Scanning the faces in the crowd of passengers heading into the arrival section of the Canadian Rockies International Airport, a local family began to wonder if their friend had missed his flight.
However, smiles broke out as one of the last travellers, a young man, descended down the stairs to make his way into the building.
His name is Nahom Teklemichael and he is a refugee from Eritrea.
After a long journey from South Sudan in Africa, Teklemichael arrived in Vancouver on Wednesday and into Cranbrook on Thursday where he will begin a new life in Canada.
Just in time for his 22nd birthday on Monday.
Teklemichael was sponsored by East Kootenay Friends of Burma, and while he isn’t from the small Southeast Asia country of the same name, he has a personal connection with some local volunteers with the group.
Kim Eaton and Barb Ryeburn were in Eritrea—a small country in the Horn of Africa—volunteering as teachers in the mid-2000s where they met Teklemichael, who became close friends with their oldest son, Lukas. They’ve remained in contact ever since that trip—including through Teklemichael’s experience fleeing Eritrea for South Sudan.
Recently, the EK Friends of Burma was able to secure sponsorship to bring him over to Canada. Now, he will be living with the same family who befriended him in his home country so many years ago.
Now that Teklemichael is here in Cranbrook, the EK Friends of Burma will be there to help him settle into a new life.
“We’re excited, but we’re scrambling,” said Ryeburn. “We need to get supports in place. We need to find him a job, he probably wants to go to school as well. There’s a lot of settling in we need to do and we’re always looking for people who are interested in getting involved as volunteers to help out.
“Donating clothes, donating funds—because we’re responsible for his costs for a year—also just to meet him, befriend him.”
While Ryeburn and the EK Friends of Burma have sponsored many individuals and families for relocation in the region, the arrival of Teklemichael is special because of their relationship when Ryeburn was volunteering in Eritrea with her family in 2005.
Eritrea has official languages of Arabic and English, but also use a dialect known as Tigrigna, which is spoken by much of the local population.
While their son, Lukas, was attending school, the family learned that his teacher had instructed the rest of the class to treat him like an outcast.
“Lukas learned from Nahom that the teacher had spoken to all the students in the class and said, ‘Shun this boy, don’t befriend him, treat him badly, he’s a foreigner’,” Ryeburn said. “…he was trying to sell this to the students in the class and Nahom spoke up, which was really brave of him and in the end, the teacher failed him.
“Nahom’s a smart boy, he didn’t deserve to fail, but the teacher did that because he spoke up to defend Lukas.”

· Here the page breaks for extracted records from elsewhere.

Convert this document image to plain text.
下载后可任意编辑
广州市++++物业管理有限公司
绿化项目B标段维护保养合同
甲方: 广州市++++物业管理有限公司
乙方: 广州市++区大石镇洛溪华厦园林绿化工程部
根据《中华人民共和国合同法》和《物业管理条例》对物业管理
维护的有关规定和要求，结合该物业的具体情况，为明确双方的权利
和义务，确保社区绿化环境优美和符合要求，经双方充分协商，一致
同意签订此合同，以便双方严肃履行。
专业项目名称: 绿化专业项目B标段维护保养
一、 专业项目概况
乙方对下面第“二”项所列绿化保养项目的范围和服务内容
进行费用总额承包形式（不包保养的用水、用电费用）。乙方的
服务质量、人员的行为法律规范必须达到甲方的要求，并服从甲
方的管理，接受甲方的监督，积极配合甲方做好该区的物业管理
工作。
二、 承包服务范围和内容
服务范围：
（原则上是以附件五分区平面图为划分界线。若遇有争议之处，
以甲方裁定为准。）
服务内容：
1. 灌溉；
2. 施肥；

Ryeburn and the family left Eritrea in 2007 but remained in contact with Teklemichael and his parents, who were well-known and celebrated across the country for their efforts fighting for independence from Ethiopia back in 1993.

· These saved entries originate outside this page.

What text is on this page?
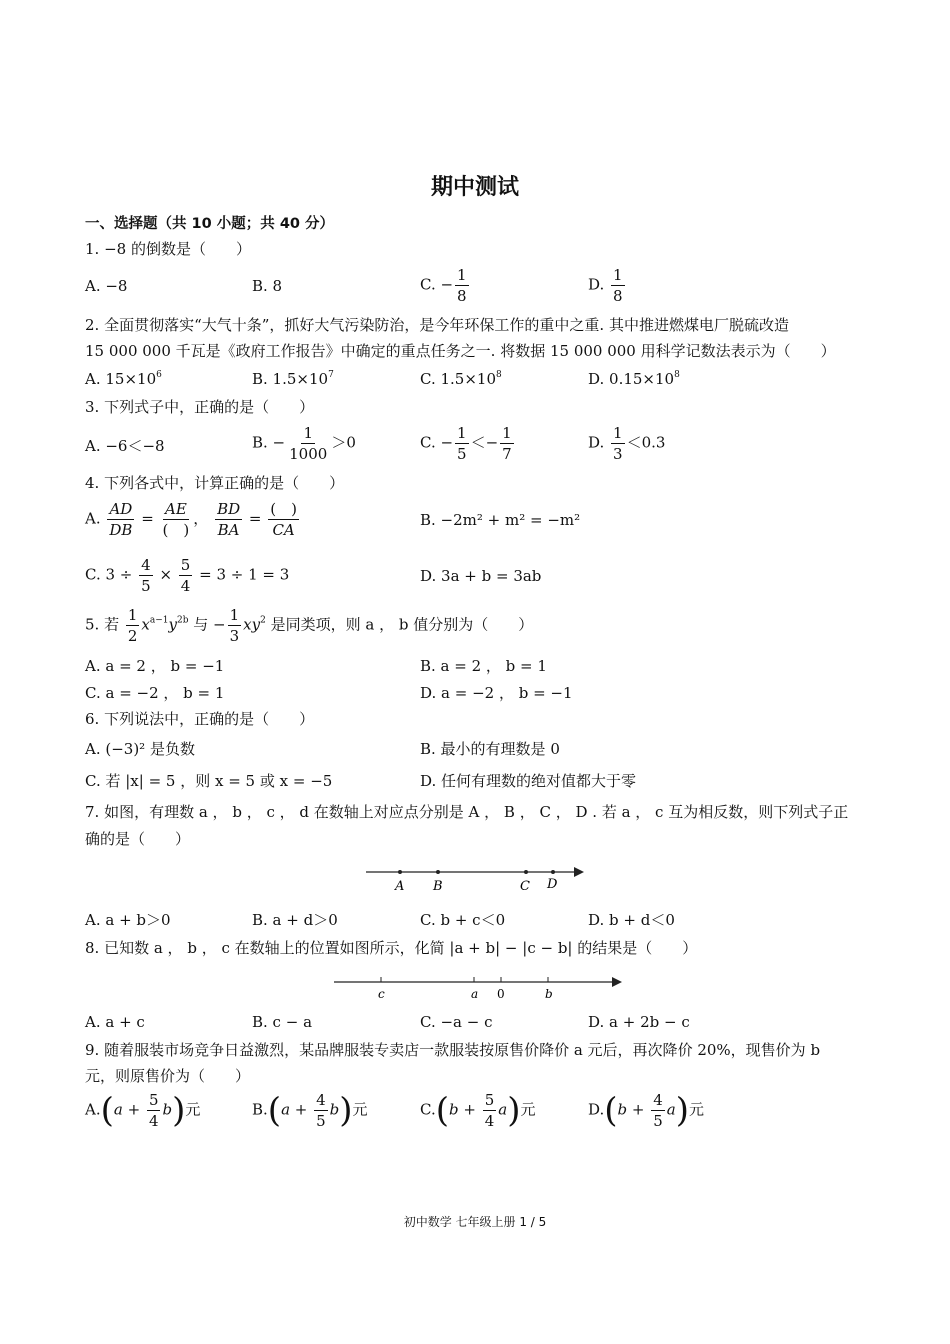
期中测试
一、选择题（共 10 小题；共 40 分）
1. −8 的倒数是（　　）
A. −8	B. 8	C. − $\frac{1}{8}$	D. $\frac{1}{8}$
2. 全面贯彻落实“大气十条”，抓好大气污染防治，是今年环保工作的重中之重. 其中推进燃煤电厂脱硫改造
15 000 000 千瓦是《政府工作报告》中确定的重点任务之一. 将数据 15 000 000 用科学记数法表示为（　　）
A. $15\times 10^6$	B. $1.5\times 10^7$	C. $1.5\times 10^8$	D. $0.15\times 10^8$
3. 下列式子中，正确的是（　　）
A. −6＜−8	B. − $\frac{1}{1000} >0$	C. − $\frac{1}{5} <- \frac{1}{7}$	D. $\frac{1}{3} <0.3$
4. 下列各式中，计算正确的是（　　）
A. $\frac{AD}{DB} = \frac{AE}{( )}$ ， $\frac{BD}{BA} = \frac{( )}{CA}$	B. −2m² + m² = −m²
C. $3 \div \frac{4}{5} \times \frac{5}{4} = 3 \div 1 = 3$	D. 3a + b = 3ab
5. 若 $\frac{1}{2} x^{a-1}y^{2b}$ 与 − $\frac{1}{3} xy^2$ 是同类项，则 a ， b 值分别为（　　）
A. a = 2 ， b = −1	B. a = 2 ， b = 1
C. a = −2 ， b = 1	D. a = −2 ， b = −1
6. 下列说法中，正确的是（　　）
A. (−3)² 是负数	B. 最小的有理数是 0
C. 若 |x| = 5 ，则 x = 5 或 x = −5	D. 任何有理数的绝对值都大于零
7. 如图，有理数 a ， b ， c ， d 在数轴上对应点分别是 A ， B ， C ， D . 若 a ， c 互为相反数，则下列式子正
确的是（　　）
A B	C D
A. a + b＞0	B. a + d＞0	C. b + c＜0	D. b + d＜0
8. 已知数 a ， b ， c 在数轴上的位置如图所示，化简 |a + b| − |c − b| 的结果是（　　）
c	a 0	b
A. a + c	B. c − a	C. −a − c	D. a + 2b − c
9. 随着服装市场竞争日益激烈，某品牌服装专卖店一款服装按原售价降价 a 元后，再次降价 20%，现售价为 b
元，则原售价为（　　）
$A.(a + \frac{5}{4} b)$元	$B.(a + \frac{4}{5} b)$元	$C.(b + \frac{5}{4} a)$元	$D.(b + \frac{4}{5} a)$元
初中数学 七年级上册 1 / 5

However, Ryeburn said the government ended up persecuting the family and took their business which was a catalyst for Teklemichael’s eventual desire to flee the country.
In addition to the persecution, all Grade 12 students must complete a year of obligatory military training in a facility near Sawa, which is an environment rampant with all sorts of abuse.
“A lot of people we meet, they flee when they can, especially to avoid Sawa, because it’s extremely hard on them,” said Ryeburn.
Though the group operates as EK Friends of Burma, don’t be confused by thinking that they only help Burmese refugees. The group, which has volunteers across a broad region including Rossland, Fernie and Calgary, has also sponsored refugees from Columbia and Palestine.